Завотделением, будучи всего лишь кандидатом медицинских наук, поправлять представителя детского дома номер четыре не стал: вместо этого он, положив руку на медицинское дело Александры Морозовой, довольно кивнул:
– Сегодня в семь-тридцать утра пришла в себя. Не скрою, поначалу из-за ее комы у меня было подозрение на диффузное аксональное повреждение головного мозга, но теперь я склонен диагностировать не совсем обычный ушиб головного мозга средней степени.
Похлопав глазами и осознав, что из прозвучавшего она поняла только вторую половину фразы (и то не всю), посетительница въедливо уточнила:
– Не совсем обычный – это как?
– Ну, все-таки у девочки два раза была продолжительная клиническая смерть. Такое, знаете ли, даром не проходит.
Рвано вздохнув, женщина понимающе кивнула.
– Но уже сейчас можно с уверенностью констатировать, что худшее позади и Александра уверенно идет на поправку: думаю, недельки через две-три мы ее переведем под дальнейшее наблюдение в неврологию. Мелкая моторика сохранилась почти в полном объеме, головные боли слабо выражены – а слабость и сонливость вполне укладываются в… Кхм-да. Но, вместе с тем, не обошлось и без потерь: часть ее памяти с личностной составляющей все же утрачена. И цвет радужки в глазах изменился: на моей памяти подобного еще не происходило, но медицине такие факты известны.
– Э-э?..
Оценив выражение лица самой обычной советской воспитательницы, нейрохирург пояснил:
– Она не помнит никого из своего окружения. Собственно, даже страну и город проживания назвать поначалу затруднилась…

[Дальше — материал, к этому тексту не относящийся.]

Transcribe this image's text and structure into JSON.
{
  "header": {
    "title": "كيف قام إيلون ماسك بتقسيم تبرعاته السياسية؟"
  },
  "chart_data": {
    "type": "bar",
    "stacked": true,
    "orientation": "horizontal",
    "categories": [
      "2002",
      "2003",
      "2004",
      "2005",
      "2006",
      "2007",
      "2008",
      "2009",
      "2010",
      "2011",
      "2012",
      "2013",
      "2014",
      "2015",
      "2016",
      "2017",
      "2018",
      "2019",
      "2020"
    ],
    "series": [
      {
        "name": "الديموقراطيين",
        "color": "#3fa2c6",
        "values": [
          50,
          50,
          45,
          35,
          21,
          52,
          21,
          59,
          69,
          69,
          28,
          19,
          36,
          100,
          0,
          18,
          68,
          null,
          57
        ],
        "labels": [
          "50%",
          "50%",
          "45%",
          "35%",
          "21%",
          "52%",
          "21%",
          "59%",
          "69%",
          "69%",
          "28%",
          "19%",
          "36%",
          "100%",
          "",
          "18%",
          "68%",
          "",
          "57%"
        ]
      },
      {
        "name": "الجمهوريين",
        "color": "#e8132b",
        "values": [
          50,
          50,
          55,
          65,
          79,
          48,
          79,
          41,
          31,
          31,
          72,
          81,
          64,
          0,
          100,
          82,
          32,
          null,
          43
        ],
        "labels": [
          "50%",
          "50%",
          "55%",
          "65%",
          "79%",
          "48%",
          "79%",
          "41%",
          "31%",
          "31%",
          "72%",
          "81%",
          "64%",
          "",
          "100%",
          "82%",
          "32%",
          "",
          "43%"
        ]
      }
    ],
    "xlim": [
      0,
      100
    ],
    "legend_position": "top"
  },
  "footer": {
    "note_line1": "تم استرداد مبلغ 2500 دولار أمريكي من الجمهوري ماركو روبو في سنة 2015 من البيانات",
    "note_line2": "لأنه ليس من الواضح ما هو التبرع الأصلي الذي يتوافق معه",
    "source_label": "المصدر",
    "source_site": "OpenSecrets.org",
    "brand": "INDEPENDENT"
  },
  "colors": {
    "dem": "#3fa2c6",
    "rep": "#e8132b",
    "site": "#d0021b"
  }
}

Нервно сжимая пальцы в кулачки, молодая женщина с надеждой поинтересовалась:
– Так она, наверное, со временем все вспомнит?
– Вполне возможно. Простите, я забыл поинтересоваться: вас как?..
– Татьяна Васильевна. Я воспитатель в группе Сашеньки.
– Да, вполне возможно, что девочка со временем восстановит память в полном объеме. Хотя хватает примеров и обратного: человек после серьезной травмы головы начинал, так сказать, с чистого листа, и со временем все наверстывал. Мы ее, конечно, будем вести и внимательно наблюдать, все же неоднократная клиническая смерть… М-да. И еще: мне бы хотелось уточнить, что было причиной травмы? А то, знаете ли, многочисленные ушибы по всему телу и «неоднократные удары твердым тупым предметом» оставляют довольно много простора для различных предположений.